U.S. District Judge Sim Lake, in a 26-page opinion, denied Skilling's request to dismiss 10 counts of insider trading.
Skilling faces 35 counts of fraud, conspiracy, insider trading and lying to auditors for allegedly knowing about or participating in schemes to manipulate Enron's finances so investors would believe a wobbly company was healthy. Lay faces seven counts of conspiracy and fraud for allegedly perpetuating the ruse after Skilling abruptly resigned in August 2001, less than three months before Enron went bankrupt in December that year.
Both have pleaded not guilty, and are slated to go to trial Jan. 30.
Causey, their former co-defendant who also faced more than 30 criminal charges, pleaded guilty to a single count of securities fraud and agreed to help prosecutors in exchange for a seven-year prison term. The government could ask Lake to shave the term to five years if prosecutors are pleased with Causey's cooperation.
Lake told Skilling's lawyers at a hearing right after Causey entered his plea that he would rule soon on Skilling's 6-month-old request to dismiss the insider trading counts.
The indictment alleges Skilling sold $62.6 million in stock when he had information about Enron's finances that was unknown to investors. One of the counts pertains to a stock trade he made after he had resigned from the company.

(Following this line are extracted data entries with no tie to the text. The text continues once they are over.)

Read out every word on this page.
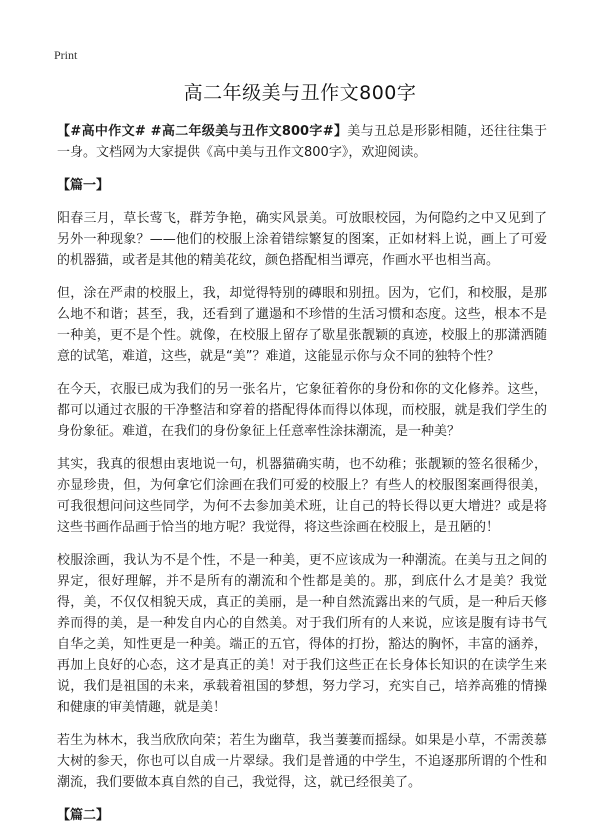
Print
高二年级美与丑作文800字

【#高中作文# #高二年级美与丑作文800字#】美与丑总是形影相随，还往往集于一身。文档网为大家提供《高中美与丑作文800字》，欢迎阅读。

【篇一】

阳春三月，草长莺飞，群芳争艳，确实风景美。可放眼校园，为何隐约之中又见到了另外一种现象？——他们的校服上涂着错综繁复的图案，正如材料上说，画上了可爱的机器猫，或者是其他的精美花纹，颜色搭配相当谭亮，作画水平也相当高。

但，涂在严肃的校服上，我，却觉得特别的磚眼和别扭。因为，它们，和校服，是那么地不和谐；甚至，我，还看到了邋遢和不珍惜的生活习惯和态度。这些，根本不是一种美，更不是个性。就像，在校服上留存了歇星张靓颖的真迹，校服上的那潇洒随意的试笔，难道，这些，就是“美”？难道，这能显示你与众不同的独特个性？

在今天，衣服已成为我们的另一张名片，它象征着你的身份和你的文化修养。这些，都可以通过衣服的干净整洁和穿着的搭配得体而得以体现，而校服，就是我们学生的身份象征。难道，在我们的身份象征上任意率性涂抹潮流，是一种美？

其实，我真的很想由衷地说一句，机器猫确实萌，也不幼稚；张靓颖的签名很稀少，亦显珍贵，但，为何拿它们涂画在我们可爱的校服上？有些人的校服图案画得很美，可我很想问问这些同学，为何不去参加美术班，让自己的特长得以更大增进？或是将这些书画作品画于恰当的地方呢？我觉得，将这些涂画在校服上，是丑陋的！

校服涂画，我认为不是个性，不是一种美，更不应该成为一种潮流。在美与丑之间的界定，很好理解，并不是所有的潮流和个性都是美的。那，到底什么才是美？我觉得，美，不仅仅相貌天成，真正的美丽，是一种自然流露出来的气质，是一种后天修养而得的美，是一种发自内心的自然美。对于我们所有的人来说，应该是腹有诗书气自华之美，知性更是一种美。端正的五官，得体的打扮，豁达的胸怀，丰富的涵养，再加上良好的心态，这才是真正的美！对于我们这些正在长身体长知识的在读学生来说，我们是祖国的未来，承载着祖国的梦想，努力学习，充实自己，培养高雅的情操和健康的审美情趣，就是美！

若生为林木，我当欣欣向荣；若生为幽草，我当萋萋而摇绿。如果是小草，不需羡慕大树的参天，你也可以自成一片翠绿。我们是普通的中学生，不追逐那所谓的个性和潮流，我们要做本真自然的自己，我觉得，这，就已经很美了。

【篇二】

The indictment alleges further that Skilling caused Enron to enter a series of deals and transactions with off-the-books entities that allowed the company to manipulate financial results by omitting money-losing assets from the company's balance sheet, manufacturing earnings and backdating documents to inflate investment values.

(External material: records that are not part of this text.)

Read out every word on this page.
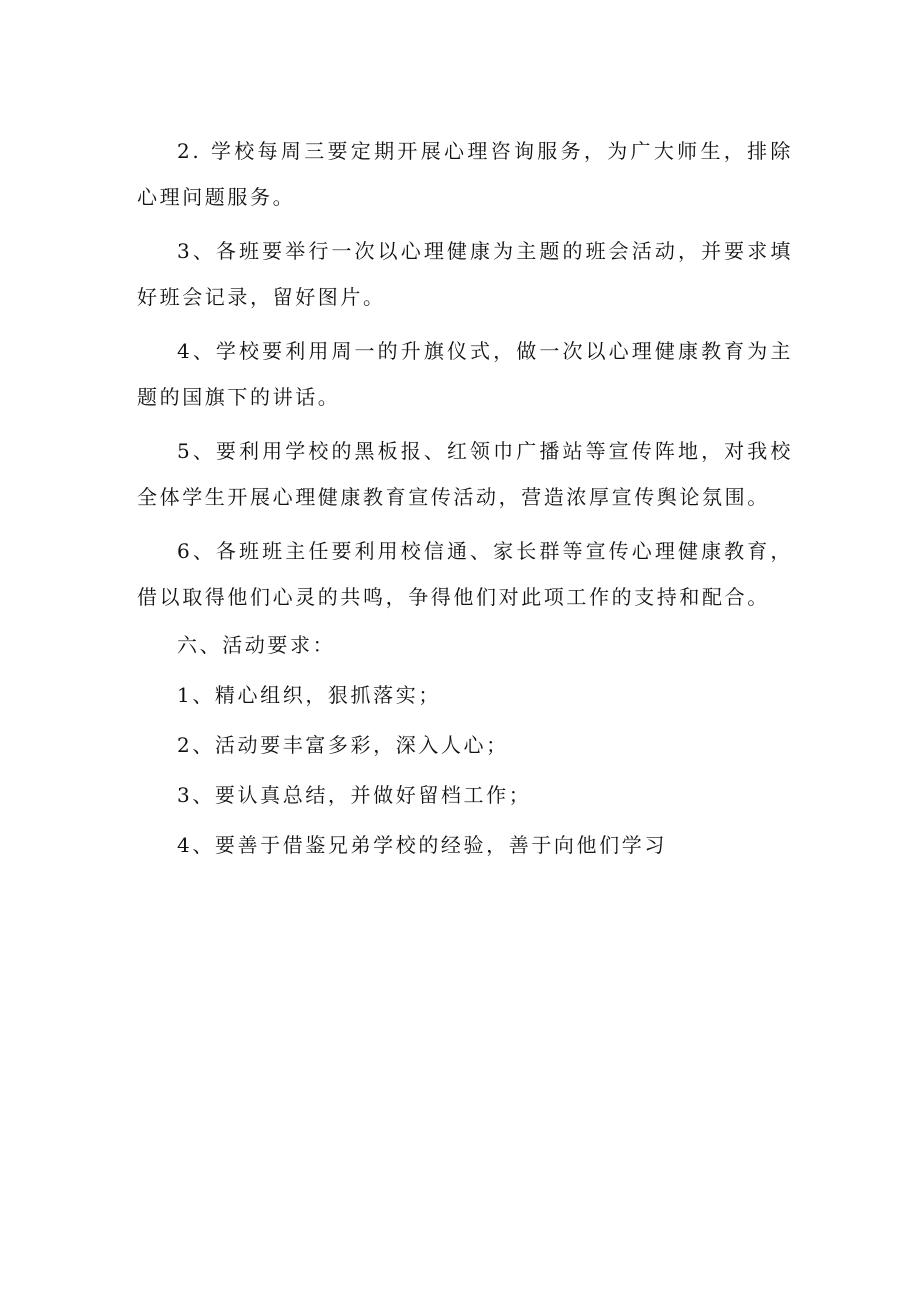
2. 学校每周三要定期开展心理咨询服务，为广大师生，排除心理问题服务。

3、各班要举行一次以心理健康为主题的班会活动，并要求填好班会记录，留好图片。

4、学校要利用周一的升旗仪式，做一次以心理健康教育为主题的国旗下的讲话。

5、要利用学校的黑板报、红领巾广播站等宣传阵地，对我校全体学生开展心理健康教育宣传活动，营造浓厚宣传舆论氛围。

6、各班班主任要利用校信通、家长群等宣传心理健康教育，借以取得他们心灵的共鸣，争得他们对此项工作的支持和配合。

六、活动要求：

1、精心组织，狠抓落实；

2、活动要丰富多彩，深入人心；

3、要认真总结，并做好留档工作；

4、要善于借鉴兄弟学校的经验，善于向他们学习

Skilling argued that the indictment failed to identify what insider information he had when he made the targeted stock trades. Lake countered that the allegations were sufficient.
The judge also denied Skilling's request that a paragraph pertaining to a securities fraud count be stricken from the indictment.
That paragraph alleges that during a conference call with analysts about fourth-quarter 2000 earnings, Skilling directed a "conspirator" to answer a question about the source of revenue reported for Enron's broadband unit. The conspirator, former Enron investor relations head Mark Koenig, told analysts a "small amount" of the unit's $63 million in revenues came from a video-on-demand venture and asset sales.
The government says Skilling knew the unit booked $53 million of its revenues from the video-on-demand venture, however. Koenig pleaded guilty to securities fraud in August 2004, admitting he helped mislead analysts about broadband unit profits, and is expected to testify in next month's trial.
Skilling argued he was wrongly alleged to be liable because of his silence, while prosecutors countered he had a duty to correct a misrepresentation.